With Cloudera AI Inference, sensitive data doesn’t need to be pushed to a third-party AI model with all the inherent risks of that data leaking out, according to Ricky. Cloudera is building enterprise-grade security and governance around data and model development, deployment and access.

According to Cloudera’s detailed description of the new service, AI Inference integrates user interfaces and APIs directly with NVIDIA NIM microservice containers, eliminating the need for command-line interfaces and separate monitoring systems. The service’s integration with Cloudera’s AI Model Registry enhances security and governance by managing access controls for both model endpoints and operations. Users benefit from a unified platform where all models – whether LLM deployments or traditional models – are seamlessly managed under a single service.

Cloudera AI Inference utilizes Nvidia NIM microservices to optimize open-source LLMs, including Llama and Mistral, according to the company. Workloads can be run on premise or in the cloud with virtual private cloud deployments for enhanced security and regulatory compliance. And users can rely on auto-scaling, high-availability and real-time performance tracking to detect and correct issues and maintain efficient resource management.

Of importance to channel partners, Ricky said Cloudera AI Inference gives the company’s systems integrator and ISV partners greater opportunity to build generative AI applications, agents and other software that tap into data in the Cloudera platform.

"Enterprises today need to seamlessly integrate generative AI with their existing data infrastructure to drive business outcomes," said Kari Briski, vice president of AI software, models and services at NVIDIA, in a statement. "By incorporating NVIDIA NIM microservices into Cloudera's AI Inference platform, we're empowering developers to easily create trustworthy generative AI applications while fostering a self-sustaining AI data flywheel.”

Cloudera AI Inference has been in tech preview since June and is now generally available.

At the EVOLVE24 New York event Thursday Cloudera said it has extended its Open Data Lakehouse interoperability to the Snowflake AI Data Cloud, providing joint customers with access to Cloudera’s Data Lakehouse through its Apache Iceberg REST Catalog. (Apache Iceberg is an open-source data table format that’s key to ingesting, preparing and processing data.)

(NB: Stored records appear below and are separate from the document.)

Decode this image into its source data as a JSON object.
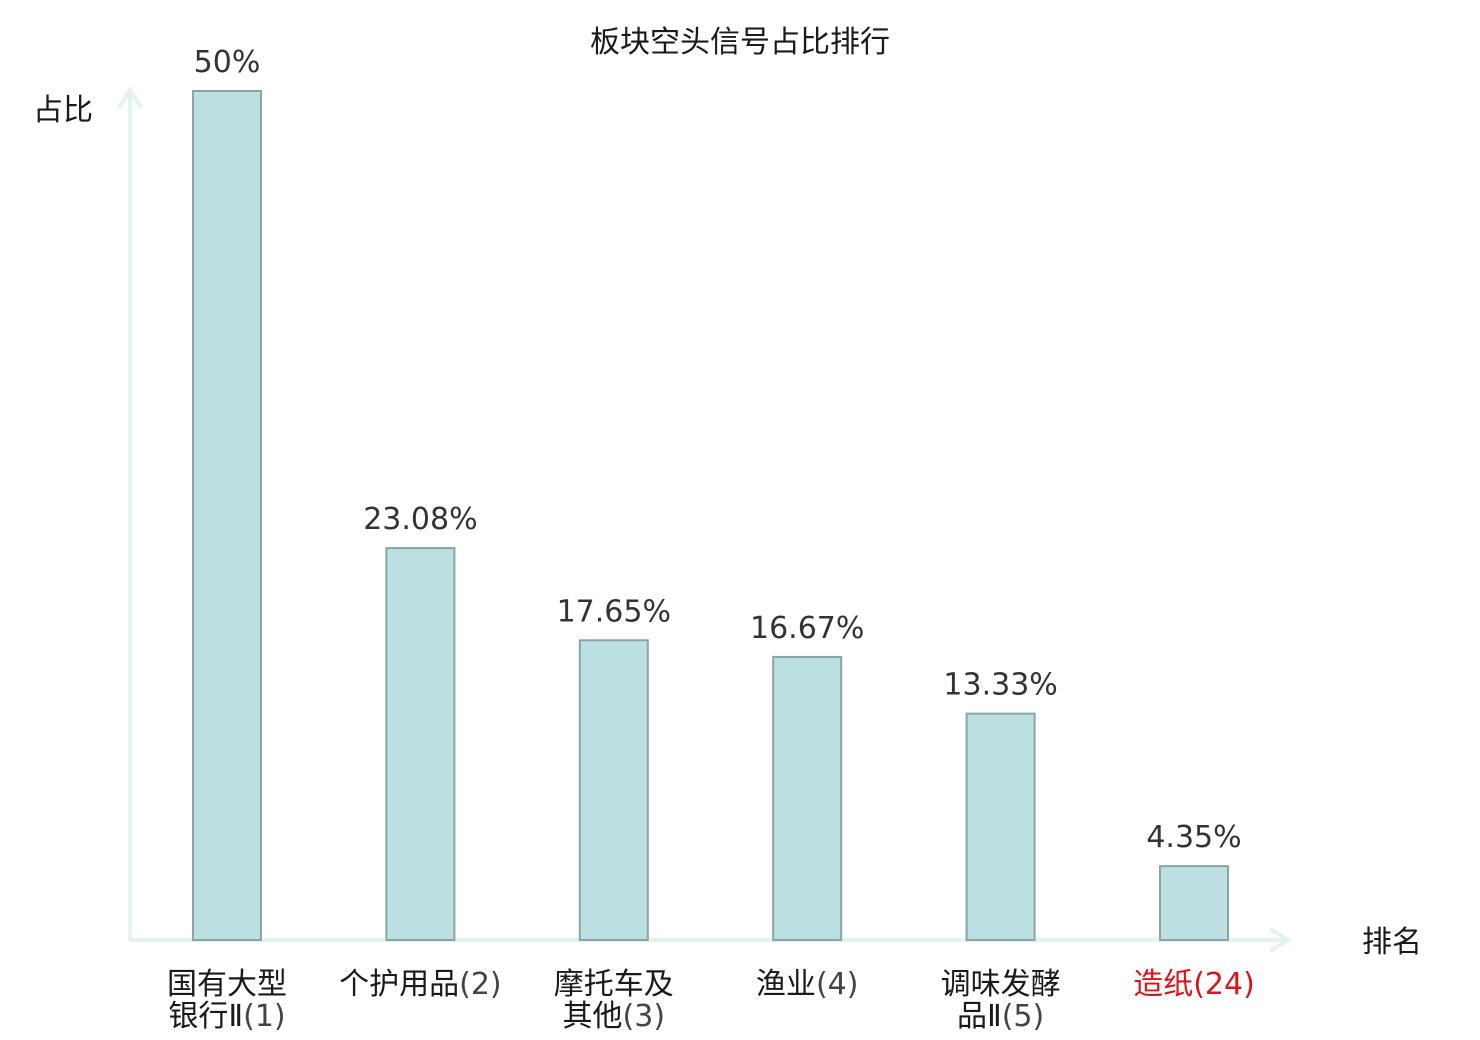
{
  "chart_data": {
    "type": "bar",
    "title": "板块空头信号占比排行",
    "ylabel": "占比",
    "xlabel": "排名",
    "value_suffix": "%",
    "ylim": [
      0,
      50
    ],
    "categories": [
      {
        "name_lines": [
          "国有大型",
          "银行Ⅱ"
        ],
        "rank": "(1)",
        "highlight": false
      },
      {
        "name_lines": [
          "个护用品"
        ],
        "rank": "(2)",
        "highlight": false
      },
      {
        "name_lines": [
          "摩托车及",
          "其他"
        ],
        "rank": "(3)",
        "highlight": false
      },
      {
        "name_lines": [
          "渔业"
        ],
        "rank": "(4)",
        "highlight": false
      },
      {
        "name_lines": [
          "调味发酵",
          "品Ⅱ"
        ],
        "rank": "(5)",
        "highlight": false
      },
      {
        "name_lines": [
          "造纸"
        ],
        "rank": "(24)",
        "highlight": true
      }
    ],
    "values": [
      50,
      23.08,
      17.65,
      16.67,
      13.33,
      4.35
    ],
    "value_labels": [
      "50%",
      "23.08%",
      "17.65%",
      "16.67%",
      "13.33%",
      "4.35%"
    ],
    "grid": false,
    "colors": {
      "bar_fill": "#bce0e2",
      "bar_stroke": "#8aa4a6",
      "axis": "#e2f3f0",
      "highlight_label": "#d9141b"
    }
  }
}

Cloudera also announced the addition of a number of new partners to its Enterprise AI Ecosystem including Google Cloud, Snowflake and Anthropic. Nvidia, Amazon Web Services and Pinecone were among the original ecosystem partners when it debuted last year.

Cloudera also provided a preview of planned capabilities in the Cloudera Data Platform including a single CDP codebase for cloud and on-premises environments, a hybrid control plane for monitoring and managing deployments across any infrastructure, unified data security and governance across hybrid infrastructures, federated data access between multiple infrastructures, and the ability to deploy Cloudera on ARM-based systems such as AWS Graviton.